Organisation of the Soudan.
1. His Excellency, El Zubair Pasha, shall be the Governor (or Ruler) of the Soudan; he shall have the rank of Fareek and the Osmaniah decoration. His pay shall be £6000 per annum, i.e. £500 per month.
2. He shall be free to appoint and discharge the Mudirs and Wakeels, and all other officials and employés of his own motion, and make regulations for the employés necessary for the administrative and military work in every region in each mudirieh and in the central town, and for the finances and arsenal, etc.; and also regulations fixing the taxes and all the revenues and expenses needed yearly.
3. He is permitted to give military and civil grades up to the grade of Mir-Alâi, and shall refer to the Khedive’s cabinet in Cairo asking for the brevets (or commissions), but above that grade he must refer to the Khedive of Egypt.
4. The boundaries of the Soudan on the north shall be at Handak, one of the Dongola regions: and the Soudan regions shall be by Mudirieh as follows: Dongola: whose boundary shall be Handak as aforesaid: and Berber and Kartoum: the extreme boundary of which shall be Donaim and Sennaar up to Faiz-Aghlon, Godareep, Gallabat, Kassala and Suakin. As for Massowa and Senheit, they shall not belong to the Soudan Government. The regions of Fashoda, the Equator and Bahr-Gazelle, shall be left (or abandoned) and the employés withdrawn from them.
5. The Egyptian Government now pays towards the Soudan expenses, £250,000; it shall further send a like sum for two more years.
6. The customs duties taken upon goods coming up and going down by way of Suakin shall be the same as before, and shall enter into the Soudan revenues. Also, goods coming to Suakin while passing Suez shall be paid at Suakin; but goods going from or coming to the Soudan by Handak, the boundary of the Soudan, shall pay no duty and shall remain as formerly.
7. All warlike stores and all ammunition and arsenal stores, and baggage of soldiers that shall be needed, shall be asked for from the Egyptian Government, and shall be sent to the Soudan. The value of the same shall not be included in the sum of money fixed to be supplied by Egypt to the Soudan.
8. The military stores and soldiers’ baggage, and apparatus for boats and steamers now in the Soudan, shall remain in it.
9. The boats and steamers which are in the Soudan and which are brought up with the English shall be left for the use of the Soudan.
10. Stations for steamers must be erected from Handak to Kartoum: each station shall have a fort and earthworks and that which is necessary for transport; but the stations from Handak northwards shall belong to the Egyptian Government.

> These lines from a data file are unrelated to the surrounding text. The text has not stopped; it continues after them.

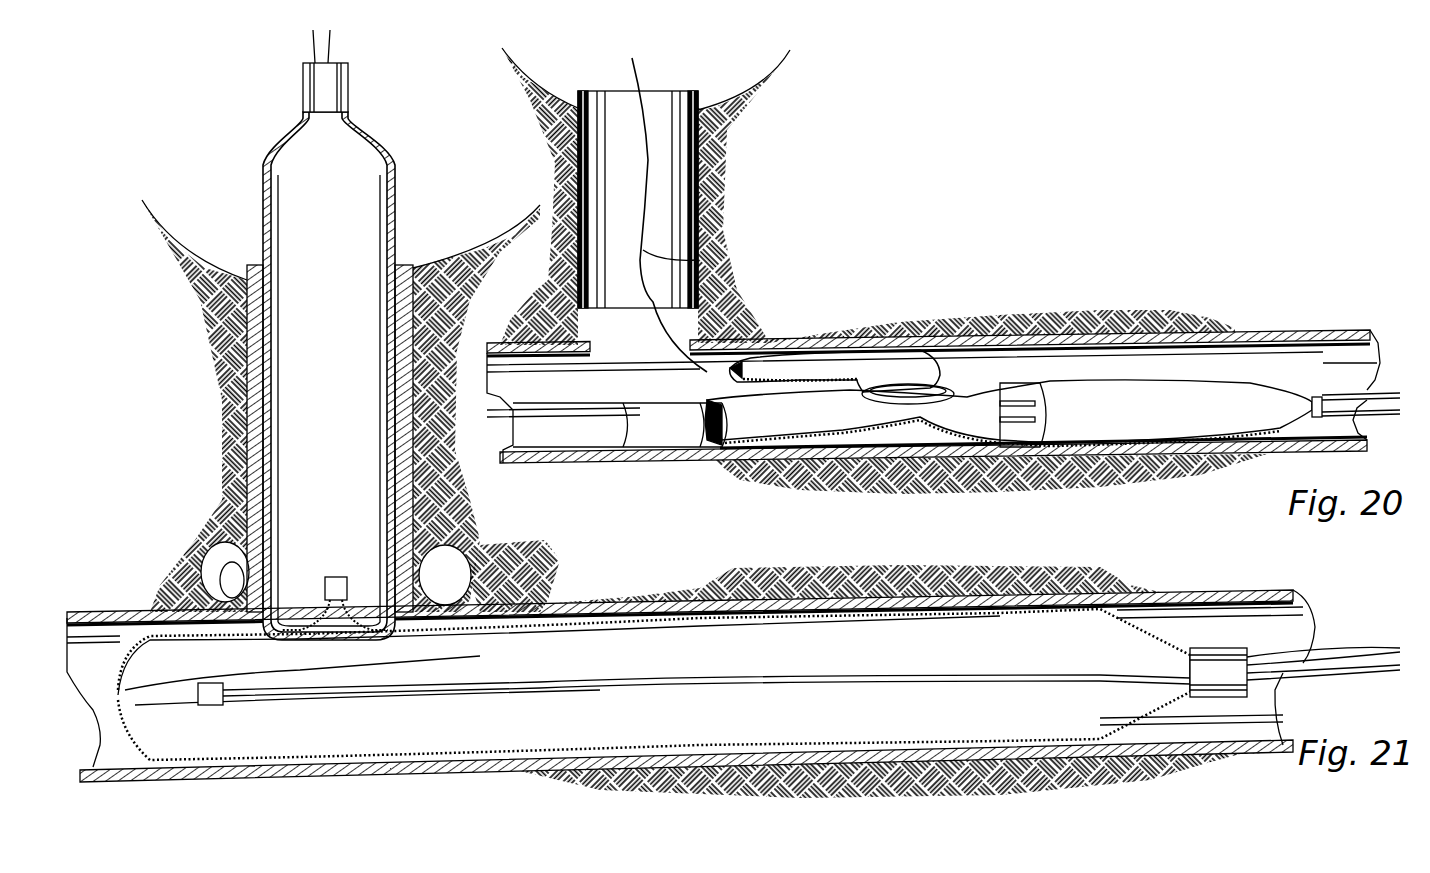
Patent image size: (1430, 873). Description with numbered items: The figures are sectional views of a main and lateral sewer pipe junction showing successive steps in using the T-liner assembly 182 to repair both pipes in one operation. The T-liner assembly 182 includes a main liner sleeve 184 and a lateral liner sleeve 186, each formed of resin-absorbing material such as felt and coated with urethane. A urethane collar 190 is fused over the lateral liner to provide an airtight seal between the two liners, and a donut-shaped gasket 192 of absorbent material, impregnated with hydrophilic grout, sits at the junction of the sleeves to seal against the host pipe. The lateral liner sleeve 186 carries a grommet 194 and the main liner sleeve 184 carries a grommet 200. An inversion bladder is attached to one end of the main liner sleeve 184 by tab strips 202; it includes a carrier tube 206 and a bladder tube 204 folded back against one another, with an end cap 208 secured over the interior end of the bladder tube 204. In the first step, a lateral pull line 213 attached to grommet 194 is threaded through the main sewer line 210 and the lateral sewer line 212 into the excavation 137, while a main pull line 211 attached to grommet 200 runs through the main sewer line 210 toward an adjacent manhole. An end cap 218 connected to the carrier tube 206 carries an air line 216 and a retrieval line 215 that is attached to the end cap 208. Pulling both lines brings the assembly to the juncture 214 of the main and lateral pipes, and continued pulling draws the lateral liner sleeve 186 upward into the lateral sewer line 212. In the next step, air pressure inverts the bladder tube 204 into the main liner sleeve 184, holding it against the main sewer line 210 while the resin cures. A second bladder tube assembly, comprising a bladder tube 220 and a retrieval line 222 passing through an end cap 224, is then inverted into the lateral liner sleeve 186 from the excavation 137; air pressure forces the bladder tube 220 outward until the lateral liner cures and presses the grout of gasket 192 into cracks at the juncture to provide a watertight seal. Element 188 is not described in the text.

In FIG. 20, the excavation 137 is at (762, 90).
In FIG. 21, the excavation 137 is at (505, 240).
In FIG. 20, the T-liner assembly 182 is at (820, 352).
In FIG. 21, the T-liner assembly 182 is at (530, 608).
In FIG. 20, the main liner sleeve 184 is at (790, 465).
In FIG. 21, the main liner sleeve 184 is at (152, 600).
In FIG. 20, the lateral liner sleeve 186 is at (830, 350).
In FIG. 21, the lateral liner sleeve 186 is at (223, 452).
In FIG. 21, the balloon 188 is at (228, 672).
In FIG. 20, the urethane collar 190 is at (958, 385).
In FIG. 21, the urethane collar 190 is at (213, 543).
In FIG. 20, the gasket 192 is at (953, 383).
In FIG. 21, the gasket 192 is at (183, 560).
In FIG. 20, the grommet 194 is at (760, 345).
In FIG. 20, the grommet 200 is at (745, 462).
In FIG. 20, the tab strips 202 is at (1017, 452).
In FIG. 21, the tab strips 202 is at (600, 648).
In FIG. 21, the bladder tube 204 is at (557, 606).
In FIG. 20, the carrier tube 206 is at (1102, 393).
In FIG. 21, the carrier tube 206 is at (723, 594).
In FIG. 21, the end cap 208 is at (220, 704).
In FIG. 20, the main sewer line 210 is at (935, 350).
In FIG. 21, the main sewer line 210 is at (662, 604).
In FIG. 20, the main pull line 211 is at (632, 462).
In FIG. 20, the lateral sewer line 212 is at (720, 228).
In FIG. 21, the lateral sewer line 212 is at (233, 462).
In FIG. 20, the lateral pull line 213 is at (700, 252).
In FIG. 20, the juncture 214 is at (740, 362).
In FIG. 21, the juncture 214 is at (375, 577).
In FIG. 20, the retrieval line 215 is at (1393, 393).
In FIG. 21, the retrieval line 215 is at (1347, 673).
In FIG. 20, the air line 216 is at (1345, 383).
In FIG. 21, the air line 216 is at (325, 50).
In FIG. 20, the end cap 218 is at (1314, 397).
In FIG. 21, the end cap 218 is at (1227, 648).
In FIG. 21, the bladder tube 220 is at (393, 190).
In FIG. 21, the retrieval line 222 is at (333, 163).
In FIG. 21, the end cap 224 is at (350, 72).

11. The British troops must help in carrying on the war until the central town is passed and the siege raised from Kartoum and Sennaar: after which, under direction of the Ruler of the Soudan, that shall be done which will quell the disturbance.

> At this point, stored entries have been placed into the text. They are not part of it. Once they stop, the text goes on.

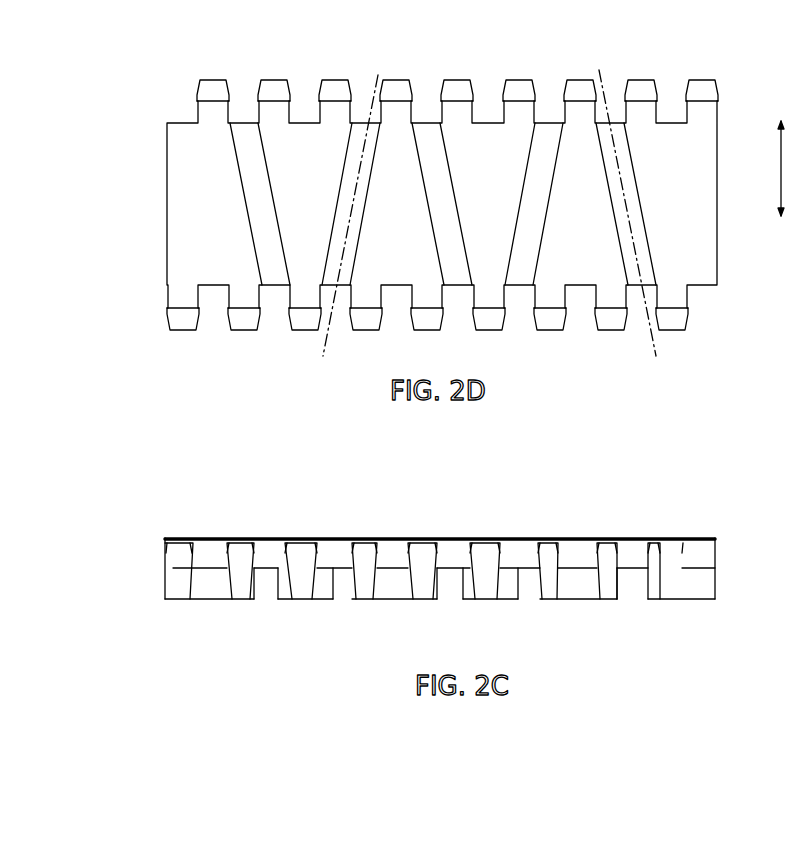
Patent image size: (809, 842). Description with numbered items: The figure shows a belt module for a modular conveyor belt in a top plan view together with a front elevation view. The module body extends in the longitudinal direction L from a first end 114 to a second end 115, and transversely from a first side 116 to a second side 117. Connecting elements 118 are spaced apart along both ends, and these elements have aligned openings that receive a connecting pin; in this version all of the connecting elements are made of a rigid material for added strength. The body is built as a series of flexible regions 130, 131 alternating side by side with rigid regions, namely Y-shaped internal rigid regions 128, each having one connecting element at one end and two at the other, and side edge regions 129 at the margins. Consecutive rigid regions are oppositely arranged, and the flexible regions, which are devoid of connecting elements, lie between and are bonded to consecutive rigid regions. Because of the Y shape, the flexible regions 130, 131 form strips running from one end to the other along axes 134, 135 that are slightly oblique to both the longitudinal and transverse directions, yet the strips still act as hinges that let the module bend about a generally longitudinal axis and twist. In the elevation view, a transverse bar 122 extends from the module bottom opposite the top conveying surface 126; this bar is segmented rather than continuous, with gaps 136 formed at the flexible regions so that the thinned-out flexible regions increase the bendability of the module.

In FIG. 2D, the first end 114 is at (643, 79).
In FIG. 2D, the second end 115 is at (548, 331).
In FIG. 2D, the first side 116 is at (718, 165).
In FIG. 2D, the second side 117 is at (167, 192).
In FIG. 2C, the connecting elements 118 is at (670, 590).
In FIG. 2C, the transverse bar 122 is at (568, 593).
In FIG. 2C, the top conveying surface 126 is at (519, 538).
In FIG. 2D, the internal rigid regions 128 is at (466, 113).
In FIG. 2D, the side edge regions 129 is at (212, 276).
In FIG. 2D, the flexible region 130 is at (244, 131).
In FIG. 2D, the flexible region 131 is at (518, 278).
In FIG. 2D, the axis 134 is at (654, 344).
In FIG. 2D, the axis 135 is at (325, 349).
In FIG. 2C, the gaps 136 is at (263, 593).
In FIG. 2D, the longitudinal direction L is at (782, 176).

12. His Excellency El Zubair Pasha shall undertake to capture Mohammed Achmed, the would-be Mahdi, and bring the captives that are with him, both Europeans and others, for the execution of which His said Excellency shall receive £30,000.
13. Trade in slaves shall be stopped, and the lines to be followed herein shall be the Convention of 1877 between England and Egypt.
14. The monopoly and contract of roads in the Soudan and the Atmoor (desert) shall be wholly denied to Hussein-Khalifa, his family, and relations.
15. The Soudan Government must pay the losses sustained by the family of Seyd Mahomet Osman during the disturbances.